Oh, Daniela! Maria flings her arms around her new friend and hugs her viper-strong. Thank you. Thank you so much!
‘W-When can I start! Please, I want to work.’
Dani looks down into that face.
Oh my god.
What has she done. Again. And again. And again and again. Another child, another life led down the path. No no no, this isn’t right. Please, young child, run! Turn and go!

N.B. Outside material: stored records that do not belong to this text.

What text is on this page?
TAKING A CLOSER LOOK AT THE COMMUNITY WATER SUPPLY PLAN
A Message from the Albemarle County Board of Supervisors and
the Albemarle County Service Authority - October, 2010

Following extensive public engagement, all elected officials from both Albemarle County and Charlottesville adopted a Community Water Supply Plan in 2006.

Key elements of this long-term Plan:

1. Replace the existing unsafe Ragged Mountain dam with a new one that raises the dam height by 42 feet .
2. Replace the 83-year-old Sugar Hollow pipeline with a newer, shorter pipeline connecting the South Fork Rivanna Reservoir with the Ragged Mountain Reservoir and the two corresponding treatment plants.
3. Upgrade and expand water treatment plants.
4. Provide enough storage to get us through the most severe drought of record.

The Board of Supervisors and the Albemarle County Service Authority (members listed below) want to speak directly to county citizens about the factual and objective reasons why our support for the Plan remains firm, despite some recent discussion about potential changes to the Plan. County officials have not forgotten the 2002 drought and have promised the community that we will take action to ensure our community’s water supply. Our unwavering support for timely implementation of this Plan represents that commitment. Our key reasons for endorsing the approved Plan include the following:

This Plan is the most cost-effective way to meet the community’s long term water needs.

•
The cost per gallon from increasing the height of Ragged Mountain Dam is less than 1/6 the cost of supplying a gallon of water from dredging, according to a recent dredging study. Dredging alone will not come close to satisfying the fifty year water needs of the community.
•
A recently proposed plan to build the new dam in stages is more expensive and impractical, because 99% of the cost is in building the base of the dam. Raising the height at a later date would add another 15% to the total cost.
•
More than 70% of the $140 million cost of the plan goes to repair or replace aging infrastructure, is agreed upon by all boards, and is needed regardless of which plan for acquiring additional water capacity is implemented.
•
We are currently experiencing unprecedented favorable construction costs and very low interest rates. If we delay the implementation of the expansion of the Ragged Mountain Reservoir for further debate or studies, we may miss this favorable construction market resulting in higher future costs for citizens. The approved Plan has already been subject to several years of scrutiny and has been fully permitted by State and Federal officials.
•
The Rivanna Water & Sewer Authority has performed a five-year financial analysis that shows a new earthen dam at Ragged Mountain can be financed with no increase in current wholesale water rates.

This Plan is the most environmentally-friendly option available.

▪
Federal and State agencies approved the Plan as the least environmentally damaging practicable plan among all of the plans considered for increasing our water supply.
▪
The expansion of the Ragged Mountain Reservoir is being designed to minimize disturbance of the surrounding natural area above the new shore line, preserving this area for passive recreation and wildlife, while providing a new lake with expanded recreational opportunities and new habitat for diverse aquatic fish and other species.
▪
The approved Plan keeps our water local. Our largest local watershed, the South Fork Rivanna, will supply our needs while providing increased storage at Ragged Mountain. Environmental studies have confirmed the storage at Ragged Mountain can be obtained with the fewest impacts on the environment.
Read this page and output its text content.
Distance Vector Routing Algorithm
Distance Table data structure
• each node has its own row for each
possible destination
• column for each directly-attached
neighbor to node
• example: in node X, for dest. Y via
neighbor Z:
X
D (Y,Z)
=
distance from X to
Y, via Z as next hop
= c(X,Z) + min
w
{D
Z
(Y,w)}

But she won’t, because she can’t.
Dani drops the child back home to the twelve-storey public block that borders onto five more, rides her up the elevator and speaks with her father, sees the complete look of desolation
on his face as he looks from daughter to prostitute and back again as if seeing an image of the future. Maria stands beside Dani, holding her hand, pleading with her dad to let her work. Father looks shattered. At first he resists…but it’s not long before he sees reality. Next he’ll make all the illusory precautionary checks: is the brothel registered? Do they have strict no-sex working positions? (That won’t last long for a creature as juicy as Maria, full of potential.) Where is the brothel? Who will take her home? Who will pick her up from school? You’ll do all of that? How did you start working there? In all honesty: is this a good job?
Then, father will pull out a pen and sign the consent form. Even if he didn’t, there is nothing to stop the child from working. It’s just easier for the club this way when liability inevitably kicks in.
At the door, Maria hugs her new friend long and hard. Dani leaves quickly with a wave. Wants to cry in the elevator on the way down. Feels sick to her stomach as if she’s swallowed sour gel. Remembers that this is part of her work. Justifies it as necessity. Cycles to work, where Bax flips her a cut: one hundred thousand. Rent for a month.
This is the art of poverty.
Forgiveness
Who will forgive an angel for her crimes? Who would forgive a woman who appears to have done no wrong? It tears you inside and out, Ms Daniela Baker, and so it should. For you, over anybody else on this planet, know your heart and soul most intimately. Yet, if the perception of what you do – who you are – is one of a puritan and saint and gracious hero, then don’t those attributes spill over into the private image of Daniela? Can both facets operate under the same skin? Angel and demon, or just a grey mess…?
Dani rubs her face and watches Bax sort neat piles of Eastern American polymer into hundreds and thousands, lining up the faces of scientists and presidents and animals. That scientist invented the polio vaccine. He’d be rolling in his grave to see the state of modern medicine. Bax pays the scientist no heed; see him encircled in light, beside his minion shadows in this smoky office. Dani wonders if this spirit holds an identical measure of internal disquiet akin to her own. Whether it threatens to wreak havoc like a typhoon after a busy day when the night is old and quiet. Bax hears her thoughts and turns to her.